There are a few diets that have been around for some time and that have shown some results (per moms and their kids) for ADHD, as well as Autism. The Feingold Diet is probably the most often mentioned.
The Feingold Diet is actually more of a program than a diet, because it goes beyond food and additives to environmental things like perfumes. It is based on eliminating food additives like artificial colors and flavors, preservatives, etc. Salicylate compounds – often found in unprocessed foods like apples – are also eliminated. For more on the Feingold Diet, go here.
It should be noted that there are other diets which focus on the same types of things – eliminating additives, etc. Feingold is merely the most well known.

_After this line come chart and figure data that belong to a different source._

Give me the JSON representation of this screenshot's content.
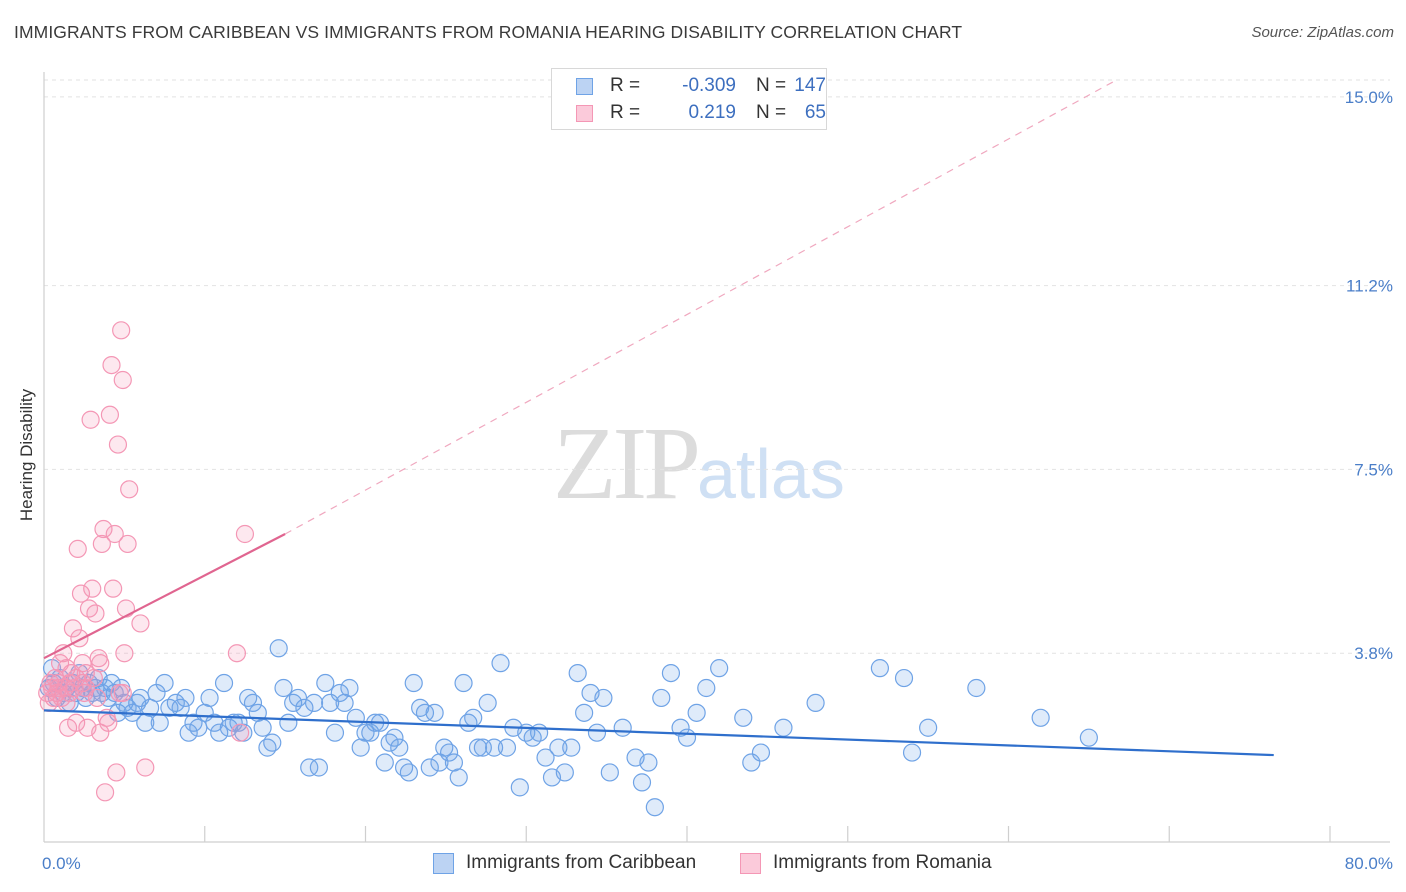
{
  "title": "IMMIGRANTS FROM CARIBBEAN VS IMMIGRANTS FROM ROMANIA HEARING DISABILITY CORRELATION CHART",
  "source": "Source: ZipAtlas.com",
  "watermark": {
    "zip": "ZIP",
    "atlas": "atlas"
  },
  "legend": {
    "rows": [
      {
        "r_label": "R =",
        "r_value": "-0.309",
        "n_label": "N =",
        "n_value": "147"
      },
      {
        "r_label": "R =",
        "r_value": "0.219",
        "n_label": "N =",
        "n_value": "65"
      }
    ]
  },
  "chart_data": {
    "type": "scatter",
    "title": "IMMIGRANTS FROM CARIBBEAN VS IMMIGRANTS FROM ROMANIA HEARING DISABILITY CORRELATION CHART",
    "xlabel": "",
    "ylabel": "Hearing Disability",
    "xlim": [
      0,
      80
    ],
    "ylim": [
      0,
      15.5
    ],
    "x_tick_labels": [
      "0.0%",
      "80.0%"
    ],
    "y_ticks": [
      3.8,
      7.5,
      11.2,
      15.0
    ],
    "y_tick_labels": [
      "3.8%",
      "7.5%",
      "11.2%",
      "15.0%"
    ],
    "grid": true,
    "series": [
      {
        "name": "Immigrants from Caribbean",
        "color": "#6fa3e6",
        "trend_color": "#2f6fcc",
        "trend": {
          "x0": 0,
          "y0": 2.65,
          "x1": 76.5,
          "y1": 1.75
        },
        "points": [
          [
            0.3,
            3.1
          ],
          [
            0.5,
            3.5
          ],
          [
            0.6,
            3.2
          ],
          [
            0.8,
            2.9
          ],
          [
            1.0,
            3.3
          ],
          [
            1.2,
            3.0
          ],
          [
            1.4,
            3.1
          ],
          [
            1.6,
            2.8
          ],
          [
            1.8,
            3.2
          ],
          [
            2.0,
            3.0
          ],
          [
            2.2,
            3.4
          ],
          [
            2.4,
            3.1
          ],
          [
            2.6,
            2.9
          ],
          [
            2.8,
            3.2
          ],
          [
            3.0,
            3.0
          ],
          [
            3.2,
            3.1
          ],
          [
            3.4,
            3.3
          ],
          [
            3.6,
            3.0
          ],
          [
            3.8,
            3.1
          ],
          [
            4.0,
            2.9
          ],
          [
            4.2,
            3.2
          ],
          [
            4.4,
            3.0
          ],
          [
            4.6,
            2.6
          ],
          [
            4.8,
            3.1
          ],
          [
            5.0,
            2.8
          ],
          [
            5.2,
            2.7
          ],
          [
            5.5,
            2.6
          ],
          [
            5.8,
            2.8
          ],
          [
            6.0,
            2.9
          ],
          [
            6.3,
            2.4
          ],
          [
            6.6,
            2.7
          ],
          [
            7.0,
            3.0
          ],
          [
            7.2,
            2.4
          ],
          [
            7.5,
            3.2
          ],
          [
            7.8,
            2.7
          ],
          [
            8.2,
            2.8
          ],
          [
            8.5,
            2.7
          ],
          [
            8.8,
            2.9
          ],
          [
            9.0,
            2.2
          ],
          [
            9.3,
            2.4
          ],
          [
            9.6,
            2.3
          ],
          [
            10.0,
            2.6
          ],
          [
            10.3,
            2.9
          ],
          [
            10.6,
            2.4
          ],
          [
            10.9,
            2.2
          ],
          [
            11.2,
            3.2
          ],
          [
            11.5,
            2.3
          ],
          [
            11.8,
            2.4
          ],
          [
            12.1,
            2.4
          ],
          [
            12.4,
            2.2
          ],
          [
            12.7,
            2.9
          ],
          [
            13.0,
            2.8
          ],
          [
            13.3,
            2.6
          ],
          [
            13.6,
            2.3
          ],
          [
            13.9,
            1.9
          ],
          [
            14.2,
            2.0
          ],
          [
            14.6,
            3.9
          ],
          [
            14.9,
            3.1
          ],
          [
            15.2,
            2.4
          ],
          [
            15.5,
            2.8
          ],
          [
            15.8,
            2.9
          ],
          [
            16.2,
            2.7
          ],
          [
            16.5,
            1.5
          ],
          [
            16.8,
            2.8
          ],
          [
            17.1,
            1.5
          ],
          [
            17.5,
            3.2
          ],
          [
            17.8,
            2.8
          ],
          [
            18.1,
            2.2
          ],
          [
            18.4,
            3.0
          ],
          [
            18.7,
            2.8
          ],
          [
            19.0,
            3.1
          ],
          [
            19.4,
            2.5
          ],
          [
            19.7,
            1.9
          ],
          [
            20.0,
            2.2
          ],
          [
            20.3,
            2.2
          ],
          [
            20.6,
            2.4
          ],
          [
            20.9,
            2.4
          ],
          [
            21.2,
            1.6
          ],
          [
            21.5,
            2.0
          ],
          [
            21.8,
            2.1
          ],
          [
            22.1,
            1.9
          ],
          [
            22.4,
            1.5
          ],
          [
            22.7,
            1.4
          ],
          [
            23.0,
            3.2
          ],
          [
            23.4,
            2.7
          ],
          [
            23.7,
            2.6
          ],
          [
            24.0,
            1.5
          ],
          [
            24.3,
            2.6
          ],
          [
            24.6,
            1.6
          ],
          [
            24.9,
            1.9
          ],
          [
            25.2,
            1.8
          ],
          [
            25.5,
            1.6
          ],
          [
            25.8,
            1.3
          ],
          [
            26.1,
            3.2
          ],
          [
            26.4,
            2.4
          ],
          [
            26.7,
            2.5
          ],
          [
            27.0,
            1.9
          ],
          [
            27.3,
            1.9
          ],
          [
            27.6,
            2.8
          ],
          [
            28.0,
            1.9
          ],
          [
            28.4,
            3.6
          ],
          [
            28.8,
            1.9
          ],
          [
            29.2,
            2.3
          ],
          [
            29.6,
            1.1
          ],
          [
            30.0,
            2.2
          ],
          [
            30.4,
            2.1
          ],
          [
            30.8,
            2.2
          ],
          [
            31.2,
            1.7
          ],
          [
            31.6,
            1.3
          ],
          [
            32.0,
            1.9
          ],
          [
            32.4,
            1.4
          ],
          [
            32.8,
            1.9
          ],
          [
            33.2,
            3.4
          ],
          [
            33.6,
            2.6
          ],
          [
            34.0,
            3.0
          ],
          [
            34.4,
            2.2
          ],
          [
            34.8,
            2.9
          ],
          [
            35.2,
            1.4
          ],
          [
            36.0,
            2.3
          ],
          [
            36.8,
            1.7
          ],
          [
            37.2,
            1.2
          ],
          [
            37.6,
            1.6
          ],
          [
            38.0,
            0.7
          ],
          [
            38.4,
            2.9
          ],
          [
            39.0,
            3.4
          ],
          [
            39.6,
            2.3
          ],
          [
            40.0,
            2.1
          ],
          [
            40.6,
            2.6
          ],
          [
            41.2,
            3.1
          ],
          [
            42.0,
            3.5
          ],
          [
            43.5,
            2.5
          ],
          [
            44.0,
            1.6
          ],
          [
            44.6,
            1.8
          ],
          [
            46.0,
            2.3
          ],
          [
            48.0,
            2.8
          ],
          [
            52.0,
            3.5
          ],
          [
            53.5,
            3.3
          ],
          [
            54.0,
            1.8
          ],
          [
            55.0,
            2.3
          ],
          [
            58.0,
            3.1
          ],
          [
            62.0,
            2.5
          ],
          [
            65.0,
            2.1
          ]
        ]
      },
      {
        "name": "Immigrants from Romania",
        "color": "#f497b5",
        "trend_color": "#e06590",
        "trend": {
          "x0": 0,
          "y0": 3.7,
          "x1": 15.0,
          "y1": 6.2
        },
        "trend_extension": {
          "x0": 15.0,
          "y0": 6.2,
          "x1": 66.5,
          "y1": 15.3
        },
        "points": [
          [
            0.2,
            3.0
          ],
          [
            0.3,
            2.8
          ],
          [
            0.4,
            3.2
          ],
          [
            0.5,
            3.1
          ],
          [
            0.6,
            2.9
          ],
          [
            0.7,
            3.3
          ],
          [
            0.8,
            3.0
          ],
          [
            0.9,
            3.1
          ],
          [
            1.0,
            3.6
          ],
          [
            1.1,
            2.9
          ],
          [
            1.2,
            3.8
          ],
          [
            1.3,
            3.1
          ],
          [
            1.4,
            3.5
          ],
          [
            1.5,
            2.3
          ],
          [
            1.6,
            3.2
          ],
          [
            1.7,
            3.4
          ],
          [
            1.8,
            4.3
          ],
          [
            1.9,
            3.1
          ],
          [
            2.0,
            3.3
          ],
          [
            2.0,
            2.4
          ],
          [
            2.1,
            5.9
          ],
          [
            2.2,
            4.1
          ],
          [
            2.3,
            5.0
          ],
          [
            2.4,
            3.6
          ],
          [
            2.5,
            3.0
          ],
          [
            2.6,
            3.4
          ],
          [
            2.7,
            2.3
          ],
          [
            2.8,
            4.7
          ],
          [
            2.9,
            8.5
          ],
          [
            3.0,
            5.1
          ],
          [
            3.1,
            3.3
          ],
          [
            3.2,
            4.6
          ],
          [
            3.3,
            2.9
          ],
          [
            3.4,
            3.7
          ],
          [
            3.5,
            2.2
          ],
          [
            3.6,
            6.0
          ],
          [
            3.7,
            6.3
          ],
          [
            3.8,
            1.0
          ],
          [
            3.9,
            2.5
          ],
          [
            4.0,
            2.4
          ],
          [
            4.1,
            8.6
          ],
          [
            4.2,
            9.6
          ],
          [
            4.3,
            5.1
          ],
          [
            4.4,
            6.2
          ],
          [
            4.5,
            1.4
          ],
          [
            4.6,
            8.0
          ],
          [
            4.7,
            3.0
          ],
          [
            4.8,
            10.3
          ],
          [
            4.9,
            9.3
          ],
          [
            5.0,
            3.8
          ],
          [
            5.1,
            4.7
          ],
          [
            5.2,
            6.0
          ],
          [
            5.3,
            7.1
          ],
          [
            6.0,
            4.4
          ],
          [
            6.3,
            1.5
          ],
          [
            12.0,
            3.8
          ],
          [
            12.5,
            6.2
          ],
          [
            1.6,
            3.0
          ],
          [
            2.4,
            3.2
          ],
          [
            3.5,
            3.6
          ],
          [
            1.4,
            2.8
          ],
          [
            0.9,
            3.2
          ],
          [
            2.6,
            3.1
          ],
          [
            4.9,
            3.0
          ],
          [
            12.2,
            2.2
          ]
        ]
      }
    ]
  }
}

There has been recent evidence in the past few years that a gluten and casein free diet can benefit people who have ADHD. Gluten is a substance found in grains such as wheat, oats, and rye. In addition to being present in baked goods and pasta, many processed foods contain gluten in the form of modified food starch. Casein is found in dairy products. I personally follow a gluten free, low dairy diet.
In addition to the foods that we eat, other things like vitamins, herbs, and supplements should be considered.
Omega 3 oils are highly regarded as being beneficial for a wide group of conditions, including ADHD. About 20% of our brain is made up of fatty acids, and studies suggest that many Americans are DHA deficient. DHA is an Omega 3 fatty acid necessary for normal function of the brain.